Nous devrions présentement avoir épuisé Leibnitz ; cependant il ne l’est pas encore. Il conçut le projet d’une langue philosophique qui mît en société toutes les nations : mais il ne l’exécuta point ; il remarqua seulement que des sçavans de son tems, qui avoient eu la même vûe que lui, perdoient leur tems, & ne frappoient pas au vrai but.

Après cette ébauche de la vie sçavante de Leibnitz, nous allons passer à quelques détails de sa vie particuliere.

Il étoit de la société secrete des alchimistes de Nuremberg, lorsque M. le baron de Boinebourg, ministre de l’électeur de Mayence, Jean-Philippe, rencontré par hasard dans une hôtellerie, reconnut son mérite, lui fit des offres, & l’attacha à son maître. En 1688 l’électeur de Mayence le fit conseiller de la chambre de révision de sa chancellerie. M. de Boinebourg avoit envoyé son fils à Paris ; il engagea Leibnitz à faire le voyage, & à veiller à ses affaires particulieres & à la conduite de son fils. M. de Boinebourg mourut en 1673, & Leibnitz passa en Angleterre, où peu de tems après il apprit la mort de l’électeur : cet évenement renversa les commencemens de sa fortune ; mais le duc de Brunswic Lunebourg s’empara de lui pendant qu’il étoit vacant, & le gratifia de la place de conseiller & d’une pension. Cependant il ne partit pas sur le champ pour l’Allemagne. Il revint à Paris, d’où il retourna en Angleterre ; & ce ne fut qu’en 1676 qu’il se rendit auprès du duc Jean Fredéric, qu’il perdit au bout de trois ans. Le duc Ernest Auguste lui offrit sa protection, & le chargea de l’histoire de Brunswic : nous avons parlé de cet ouvrage & des voyages qu’il occasionna. Le duc Ernest le nomma en 1696 son conseiller-privé de justice : on ne croit pas en Allemagne qu’un philosophe soit incapable d’affaires. En 1699 l’académie des sciences de Paris le mit à la tête de ses associés étrangers. Il eût trouvé dans cette capitale un sort assez doux, mais il falloit changer de religion, & cette condition lui déplut.

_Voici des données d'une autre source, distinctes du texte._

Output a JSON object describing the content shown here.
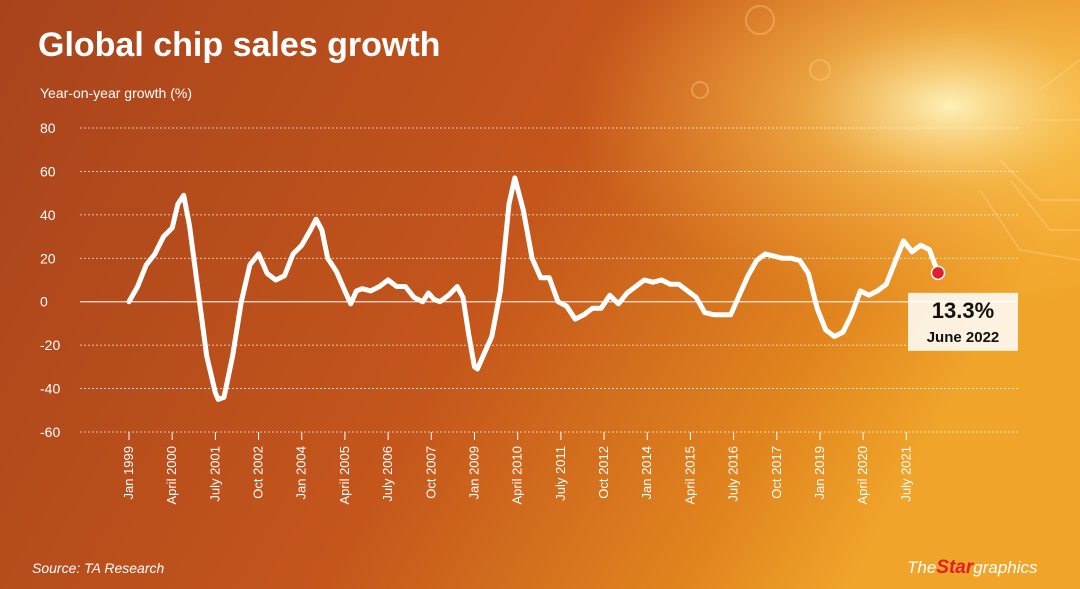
{
  "chart_data": {
    "type": "line",
    "title": "Global chip sales growth",
    "y_axis_label": "Year-on-year growth (%)",
    "source": "Source: TA Research",
    "branding": {
      "the": "The",
      "star": "Star",
      "graphics": "graphics"
    },
    "ylim": [
      -60,
      80
    ],
    "yticks": [
      -60,
      -40,
      -20,
      0,
      20,
      40,
      60,
      80
    ],
    "grid": true,
    "xlim": [
      "1999-01",
      "2022-06"
    ],
    "xticks": [
      {
        "value": "1999-01",
        "label": "Jan 1999"
      },
      {
        "value": "2000-04",
        "label": "April 2000"
      },
      {
        "value": "2001-07",
        "label": "July 2001"
      },
      {
        "value": "2002-10",
        "label": "Oct 2002"
      },
      {
        "value": "2004-01",
        "label": "Jan 2004"
      },
      {
        "value": "2005-04",
        "label": "April 2005"
      },
      {
        "value": "2006-07",
        "label": "July 2006"
      },
      {
        "value": "2007-10",
        "label": "Oct 2007"
      },
      {
        "value": "2009-01",
        "label": "Jan 2009"
      },
      {
        "value": "2010-04",
        "label": "April 2010"
      },
      {
        "value": "2011-07",
        "label": "July 2011"
      },
      {
        "value": "2012-10",
        "label": "Oct 2012"
      },
      {
        "value": "2014-01",
        "label": "Jan 2014"
      },
      {
        "value": "2015-04",
        "label": "April 2015"
      },
      {
        "value": "2016-07",
        "label": "July 2016"
      },
      {
        "value": "2017-10",
        "label": "Oct 2017"
      },
      {
        "value": "2019-01",
        "label": "Jan 2019"
      },
      {
        "value": "2020-04",
        "label": "April 2020"
      },
      {
        "value": "2021-07",
        "label": "July 2021"
      }
    ],
    "x": [
      "1999-01",
      "1999-04",
      "1999-07",
      "1999-10",
      "2000-01",
      "2000-04",
      "2000-06",
      "2000-08",
      "2000-10",
      "2001-01",
      "2001-04",
      "2001-07",
      "2001-08",
      "2001-10",
      "2002-01",
      "2002-04",
      "2002-07",
      "2002-10",
      "2003-01",
      "2003-04",
      "2003-07",
      "2003-10",
      "2004-01",
      "2004-04",
      "2004-06",
      "2004-08",
      "2004-10",
      "2005-01",
      "2005-04",
      "2005-06",
      "2005-08",
      "2005-10",
      "2006-01",
      "2006-04",
      "2006-07",
      "2006-10",
      "2007-01",
      "2007-04",
      "2007-07",
      "2007-09",
      "2007-11",
      "2008-01",
      "2008-04",
      "2008-07",
      "2008-09",
      "2008-11",
      "2009-01",
      "2009-02",
      "2009-04",
      "2009-07",
      "2009-10",
      "2010-01",
      "2010-03",
      "2010-06",
      "2010-09",
      "2010-12",
      "2011-03",
      "2011-06",
      "2011-09",
      "2011-12",
      "2012-03",
      "2012-06",
      "2012-09",
      "2012-12",
      "2013-03",
      "2013-06",
      "2013-09",
      "2013-12",
      "2014-03",
      "2014-06",
      "2014-09",
      "2014-12",
      "2015-03",
      "2015-06",
      "2015-09",
      "2015-12",
      "2016-03",
      "2016-06",
      "2016-09",
      "2016-12",
      "2017-03",
      "2017-06",
      "2017-09",
      "2017-12",
      "2018-03",
      "2018-06",
      "2018-09",
      "2018-12",
      "2019-03",
      "2019-06",
      "2019-09",
      "2019-12",
      "2020-03",
      "2020-06",
      "2020-09",
      "2020-12",
      "2021-03",
      "2021-06",
      "2021-09",
      "2021-12",
      "2022-03",
      "2022-06"
    ],
    "series": [
      {
        "name": "Global chip sales growth",
        "color": "#ffffff",
        "values": [
          0,
          7,
          17,
          22,
          30,
          34,
          45,
          49,
          35,
          5,
          -25,
          -42,
          -45,
          -44,
          -25,
          0,
          17,
          22,
          13,
          10,
          12,
          22,
          26,
          33,
          38,
          33,
          20,
          14,
          5,
          -1,
          5,
          6,
          5,
          7,
          10,
          7,
          7,
          2,
          0,
          4,
          1,
          0,
          3,
          7,
          2,
          -15,
          -30,
          -31,
          -25,
          -16,
          5,
          45,
          57,
          42,
          20,
          11,
          11,
          0,
          -2,
          -8,
          -6,
          -3,
          -3,
          3,
          -1,
          4,
          7,
          10,
          9,
          10,
          8,
          8,
          5,
          2,
          -5,
          -6,
          -6,
          -6,
          3,
          12,
          19,
          22,
          21,
          20,
          20,
          19,
          13,
          -3,
          -13,
          -16,
          -14,
          -6,
          5,
          3,
          5,
          8,
          18,
          28,
          23,
          26,
          24,
          13.3
        ]
      }
    ],
    "highlight": {
      "label": "13.3%",
      "date": "June 2022",
      "color": "#e0202a"
    }
  }
}
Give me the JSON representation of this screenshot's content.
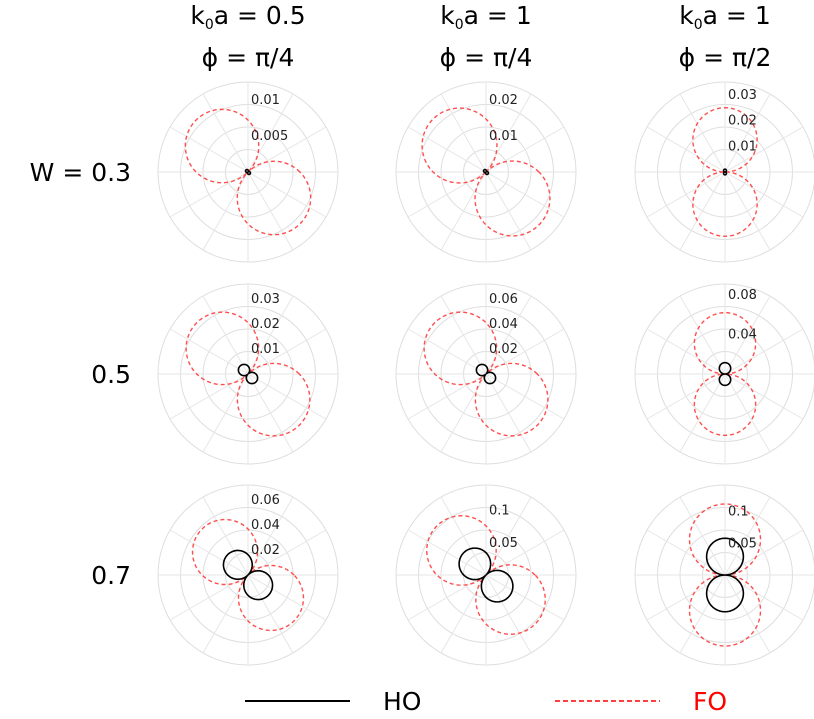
{
  "chart_data": {
    "type": "polar",
    "description_grid": "3x3 polar radiation patterns",
    "column_titles": [
      [
        "k",
        "0",
        "a = 0.5",
        "ϕ = π/4"
      ],
      [
        "k",
        "0",
        "a = 1",
        "ϕ = π/4"
      ],
      [
        "k",
        "0",
        "a = 1",
        "ϕ = π/2"
      ]
    ],
    "row_labels": [
      "W = 0.3",
      "0.5",
      "0.7"
    ],
    "legend": [
      {
        "name": "HO",
        "color": "#000000",
        "style": "solid"
      },
      {
        "name": "FO",
        "color": "#ff0000",
        "style": "dashed"
      }
    ],
    "panels": [
      {
        "row": 0,
        "col": 0,
        "rmax": 0.0125,
        "ticks": [
          "0.01",
          "0.005"
        ],
        "tick_values": [
          0.01,
          0.005
        ],
        "ho": {
          "amp": 0.0004,
          "axis_deg": 135
        },
        "fo": {
          "amp": 0.0102,
          "axis_deg": 135
        }
      },
      {
        "row": 0,
        "col": 1,
        "rmax": 0.025,
        "ticks": [
          "0.02",
          "0.01"
        ],
        "tick_values": [
          0.02,
          0.01
        ],
        "ho": {
          "amp": 0.0008,
          "axis_deg": 135
        },
        "fo": {
          "amp": 0.0208,
          "axis_deg": 135
        }
      },
      {
        "row": 0,
        "col": 2,
        "rmax": 0.035,
        "ticks": [
          "0.03",
          "0.02",
          "0.01"
        ],
        "tick_values": [
          0.03,
          0.02,
          0.01
        ],
        "ho": {
          "amp": 0.0011,
          "axis_deg": 90
        },
        "fo": {
          "amp": 0.025,
          "axis_deg": 90
        }
      },
      {
        "row": 1,
        "col": 0,
        "rmax": 0.036,
        "ticks": [
          "0.03",
          "0.02",
          "0.01"
        ],
        "tick_values": [
          0.03,
          0.02,
          0.01
        ],
        "ho": {
          "amp": 0.0045,
          "axis_deg": 135
        },
        "fo": {
          "amp": 0.029,
          "axis_deg": 135
        }
      },
      {
        "row": 1,
        "col": 1,
        "rmax": 0.072,
        "ticks": [
          "0.06",
          "0.04",
          "0.02"
        ],
        "tick_values": [
          0.06,
          0.04,
          0.02
        ],
        "ho": {
          "amp": 0.009,
          "axis_deg": 135
        },
        "fo": {
          "amp": 0.058,
          "axis_deg": 135
        }
      },
      {
        "row": 1,
        "col": 2,
        "rmax": 0.091,
        "ticks": [
          "0.08",
          "0.04"
        ],
        "tick_values": [
          0.08,
          0.04
        ],
        "ho": {
          "amp": 0.0115,
          "axis_deg": 90
        },
        "fo": {
          "amp": 0.062,
          "axis_deg": 90
        }
      },
      {
        "row": 2,
        "col": 0,
        "rmax": 0.072,
        "ticks": [
          "0.06",
          "0.04",
          "0.02"
        ],
        "tick_values": [
          0.06,
          0.04,
          0.02
        ],
        "ho": {
          "amp": 0.023,
          "axis_deg": 135
        },
        "fo": {
          "amp": 0.052,
          "axis_deg": 135
        }
      },
      {
        "row": 2,
        "col": 1,
        "rmax": 0.14,
        "ticks": [
          "0.1",
          "0.05"
        ],
        "tick_values": [
          0.1,
          0.05
        ],
        "ho": {
          "amp": 0.049,
          "axis_deg": 135
        },
        "fo": {
          "amp": 0.108,
          "axis_deg": 135
        }
      },
      {
        "row": 2,
        "col": 2,
        "rmax": 0.142,
        "ticks": [
          "0.1",
          "0.05"
        ],
        "tick_values": [
          0.1,
          0.05
        ],
        "ho": {
          "amp": 0.058,
          "axis_deg": 90
        },
        "fo": {
          "amp": 0.112,
          "axis_deg": 90
        }
      }
    ]
  }
}
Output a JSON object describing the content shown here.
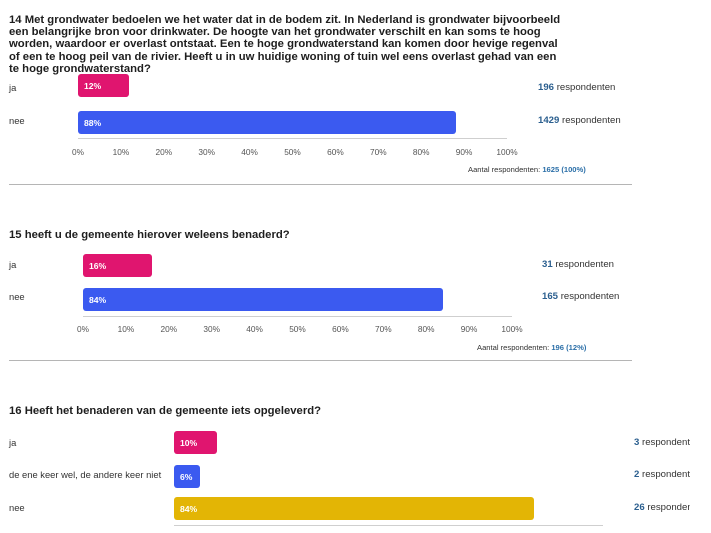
{
  "chart_data": [
    {
      "type": "bar",
      "orientation": "horizontal",
      "title": "14 Met grondwater bedoelen we het water dat in de bodem zit. In Nederland is grondwater bijvoorbeeld een belangrijke bron voor drinkwater. De hoogte van het grondwater verschilt en kan soms te hoog worden, waardoor er overlast ontstaat. Een te hoge grondwaterstand kan komen door hevige regenval of een te hoog peil van de rivier. Heeft u in uw huidige woning of tuin wel eens overlast gehad van een te hoge grondwaterstand?",
      "categories": [
        "ja",
        "nee"
      ],
      "values": [
        12,
        88
      ],
      "value_labels": [
        "12%",
        "88%"
      ],
      "respondents": [
        "196",
        "1429"
      ],
      "respondents_suffix": "respondenten",
      "colors": [
        "#e0156f",
        "#3b5af0"
      ],
      "xlim": [
        0,
        100
      ],
      "ticks": [
        "0%",
        "10%",
        "20%",
        "30%",
        "40%",
        "50%",
        "60%",
        "70%",
        "80%",
        "90%",
        "100%"
      ],
      "total_label": "Aantal respondenten:",
      "total_value": "1625 (100%)"
    },
    {
      "type": "bar",
      "orientation": "horizontal",
      "title": "15 heeft u de gemeente hierover weleens benaderd?",
      "categories": [
        "ja",
        "nee"
      ],
      "values": [
        16,
        84
      ],
      "value_labels": [
        "16%",
        "84%"
      ],
      "respondents": [
        "31",
        "165"
      ],
      "respondents_suffix": "respondenten",
      "colors": [
        "#e0156f",
        "#3b5af0"
      ],
      "xlim": [
        0,
        100
      ],
      "ticks": [
        "0%",
        "10%",
        "20%",
        "30%",
        "40%",
        "50%",
        "60%",
        "70%",
        "80%",
        "90%",
        "100%"
      ],
      "total_label": "Aantal respondenten:",
      "total_value": "196 (12%)"
    },
    {
      "type": "bar",
      "orientation": "horizontal",
      "title": "16 Heeft het benaderen van de gemeente iets opgeleverd?",
      "categories": [
        "ja",
        "de ene keer wel, de andere keer niet",
        "nee"
      ],
      "values": [
        10,
        6,
        84
      ],
      "value_labels": [
        "10%",
        "6%",
        "84%"
      ],
      "respondents": [
        "3",
        "2",
        "26"
      ],
      "respondents_suffix": "respondenten",
      "colors": [
        "#e0156f",
        "#3b5af0",
        "#e3b505"
      ],
      "xlim": [
        0,
        100
      ]
    }
  ]
}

Il inspira à l’électeur de Brandebourg le dessein d’établir une académie à Berlin, & ce projet fut exécuté en 1700 d’après ses idées : il en fut nommé président perpétuel, & ce choix fut généralement applaudi.

En 1710 parut un volume de l’académie de Berlin, sous le titre de Miscellanea Berolinensia. Leibnitz s’y montra sous toutes ses formes, d’historien, d’antiquaire, d’étymologiste, de physicien, de mathématicien, & même d’orateur.

Il avoit les mêmes vûes sur les états de l’électeur de Saxe ; & il méditoit l’établissement d’une autre académie à Dresde, mais les troubles de la Pologne ne lui laisserent aucune espérance de succès.

En revanche le Czar, qui étoit allé à Torgau pour

le mariage de son fils aîné & de Charlote-Christine, vit Leibnitz, le consulta sur le dessein où il étoit de tirer ses peuples de la barbarie, l’honora de présens, & lui conféra le titre de son conseiller privé de justice, avec une pension considérable.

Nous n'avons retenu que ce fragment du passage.